Brian Dripps

Brian Dripps

A special prosecutor from the Idaho Attorney General’s Office will take over as prosecutor for the Brian Dripps murder case.

The Bonneville County Prosecutor’s Office announced it was withdrawing from the case Friday, citing a letter of intent to sue sent by Christopher Tapp to the city of Idaho Falls.

Bonneville County Prosecutor Daniel Clark said in a Friday news release that Bonneville County and the Bonneville County Prosecutor’s Office were likely to be defendants in a lawsuit filed by Tapp. Clark stated his role as prosecutor and as the attorney for the county created a conflict of interest in Dripps’ case.

“At this time, I must ensure all measures are employed to protect the integrity of Mr. Dripps’ prosecution to include numerous potential actions that may occur with his case in the upcoming months and years,” Clark wrote.

Dripps has been charged with first-degree murder and rape after he admitted to the 1996 killing Angie Dodge. DNA recovered from the crime scene matches his.

Tapp spent 20 years in prison after a jury found him guilty based on his confession and the testimony of a witness who said she overheard him admit to the murder. An investigation determined Tapp’s confession was coerced by officers in the Idaho Falls Police Department.
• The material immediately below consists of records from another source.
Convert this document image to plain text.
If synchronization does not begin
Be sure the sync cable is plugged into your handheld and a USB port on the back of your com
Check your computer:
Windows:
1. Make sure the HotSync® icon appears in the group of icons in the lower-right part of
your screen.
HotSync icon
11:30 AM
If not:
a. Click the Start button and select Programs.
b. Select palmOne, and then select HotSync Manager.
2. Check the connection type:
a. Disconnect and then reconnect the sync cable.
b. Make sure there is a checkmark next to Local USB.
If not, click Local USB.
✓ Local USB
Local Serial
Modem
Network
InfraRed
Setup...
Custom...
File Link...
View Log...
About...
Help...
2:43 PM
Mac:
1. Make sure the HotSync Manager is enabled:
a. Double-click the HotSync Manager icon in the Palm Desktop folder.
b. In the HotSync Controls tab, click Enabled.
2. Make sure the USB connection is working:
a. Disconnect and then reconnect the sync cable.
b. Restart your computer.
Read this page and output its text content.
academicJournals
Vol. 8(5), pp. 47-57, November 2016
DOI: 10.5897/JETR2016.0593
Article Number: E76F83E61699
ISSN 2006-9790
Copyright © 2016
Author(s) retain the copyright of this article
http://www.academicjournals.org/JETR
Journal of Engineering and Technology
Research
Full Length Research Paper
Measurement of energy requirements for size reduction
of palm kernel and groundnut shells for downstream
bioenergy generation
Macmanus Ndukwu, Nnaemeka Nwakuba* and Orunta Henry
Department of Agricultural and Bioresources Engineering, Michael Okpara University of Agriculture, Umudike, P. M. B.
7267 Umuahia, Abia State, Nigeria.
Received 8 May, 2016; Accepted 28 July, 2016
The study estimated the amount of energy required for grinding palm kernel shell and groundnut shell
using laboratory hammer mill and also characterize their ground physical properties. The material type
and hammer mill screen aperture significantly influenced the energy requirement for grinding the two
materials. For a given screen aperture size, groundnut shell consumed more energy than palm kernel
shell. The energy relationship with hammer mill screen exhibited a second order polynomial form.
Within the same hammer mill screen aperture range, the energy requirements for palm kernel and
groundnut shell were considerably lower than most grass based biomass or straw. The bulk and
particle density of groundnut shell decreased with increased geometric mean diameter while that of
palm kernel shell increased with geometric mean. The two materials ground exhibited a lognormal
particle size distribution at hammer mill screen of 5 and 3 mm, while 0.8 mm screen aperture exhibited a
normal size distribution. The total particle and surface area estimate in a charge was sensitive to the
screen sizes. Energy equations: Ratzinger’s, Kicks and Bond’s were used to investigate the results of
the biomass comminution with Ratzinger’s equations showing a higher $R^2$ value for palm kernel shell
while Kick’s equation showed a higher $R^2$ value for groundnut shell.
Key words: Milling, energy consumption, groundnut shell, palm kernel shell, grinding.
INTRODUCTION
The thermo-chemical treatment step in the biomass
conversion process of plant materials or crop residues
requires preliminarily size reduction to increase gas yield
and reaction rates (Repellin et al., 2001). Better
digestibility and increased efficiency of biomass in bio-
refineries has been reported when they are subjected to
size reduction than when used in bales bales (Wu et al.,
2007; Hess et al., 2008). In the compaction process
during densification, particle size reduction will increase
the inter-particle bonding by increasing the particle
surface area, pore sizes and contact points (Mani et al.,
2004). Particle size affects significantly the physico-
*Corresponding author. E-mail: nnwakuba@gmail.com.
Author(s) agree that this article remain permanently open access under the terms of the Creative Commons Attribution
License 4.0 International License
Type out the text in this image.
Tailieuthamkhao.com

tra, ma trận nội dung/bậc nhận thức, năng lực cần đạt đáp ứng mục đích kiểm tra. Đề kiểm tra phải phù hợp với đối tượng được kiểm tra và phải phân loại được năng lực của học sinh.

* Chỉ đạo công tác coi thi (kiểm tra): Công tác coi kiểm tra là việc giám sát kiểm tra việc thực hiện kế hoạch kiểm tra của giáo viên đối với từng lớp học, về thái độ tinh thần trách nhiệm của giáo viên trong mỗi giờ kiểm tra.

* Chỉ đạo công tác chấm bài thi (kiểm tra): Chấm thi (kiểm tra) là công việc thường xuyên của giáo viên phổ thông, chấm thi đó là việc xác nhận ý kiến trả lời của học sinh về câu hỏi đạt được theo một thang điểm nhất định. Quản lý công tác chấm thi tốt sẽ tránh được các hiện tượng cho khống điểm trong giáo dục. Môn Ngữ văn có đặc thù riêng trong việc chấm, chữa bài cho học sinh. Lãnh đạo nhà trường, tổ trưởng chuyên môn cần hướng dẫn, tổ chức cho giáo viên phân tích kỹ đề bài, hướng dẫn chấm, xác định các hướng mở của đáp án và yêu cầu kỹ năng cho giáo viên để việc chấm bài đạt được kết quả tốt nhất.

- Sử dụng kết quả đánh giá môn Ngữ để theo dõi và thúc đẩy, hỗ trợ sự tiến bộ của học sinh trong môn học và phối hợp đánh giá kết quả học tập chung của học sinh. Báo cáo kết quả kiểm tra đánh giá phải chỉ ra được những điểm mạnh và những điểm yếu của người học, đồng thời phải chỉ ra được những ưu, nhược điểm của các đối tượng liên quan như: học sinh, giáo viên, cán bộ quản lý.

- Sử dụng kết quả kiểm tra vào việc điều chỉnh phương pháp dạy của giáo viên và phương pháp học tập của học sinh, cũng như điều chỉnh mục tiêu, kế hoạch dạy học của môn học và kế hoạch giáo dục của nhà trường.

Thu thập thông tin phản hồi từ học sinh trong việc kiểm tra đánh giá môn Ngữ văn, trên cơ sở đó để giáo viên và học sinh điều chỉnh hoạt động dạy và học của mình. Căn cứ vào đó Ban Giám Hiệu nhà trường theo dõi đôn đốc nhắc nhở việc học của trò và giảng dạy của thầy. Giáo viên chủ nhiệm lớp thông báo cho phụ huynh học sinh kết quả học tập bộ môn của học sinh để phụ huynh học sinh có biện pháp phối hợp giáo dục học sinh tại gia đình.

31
The witness recanted her testimony and said she was pressured into testifying by police.

The motion for a special prosecutor was accepted Friday. The change in attorneys could cause delays in the case as the Attorney General’s Office reviews the evidence. A hearing is scheduled for April 16 for a motion filed by Dripps’ attorneys to have his confession thrown out.

Though he has sent a tort claim to Idaho Falls, Tapp and his attorneys have not filed a lawsuit as of Monday.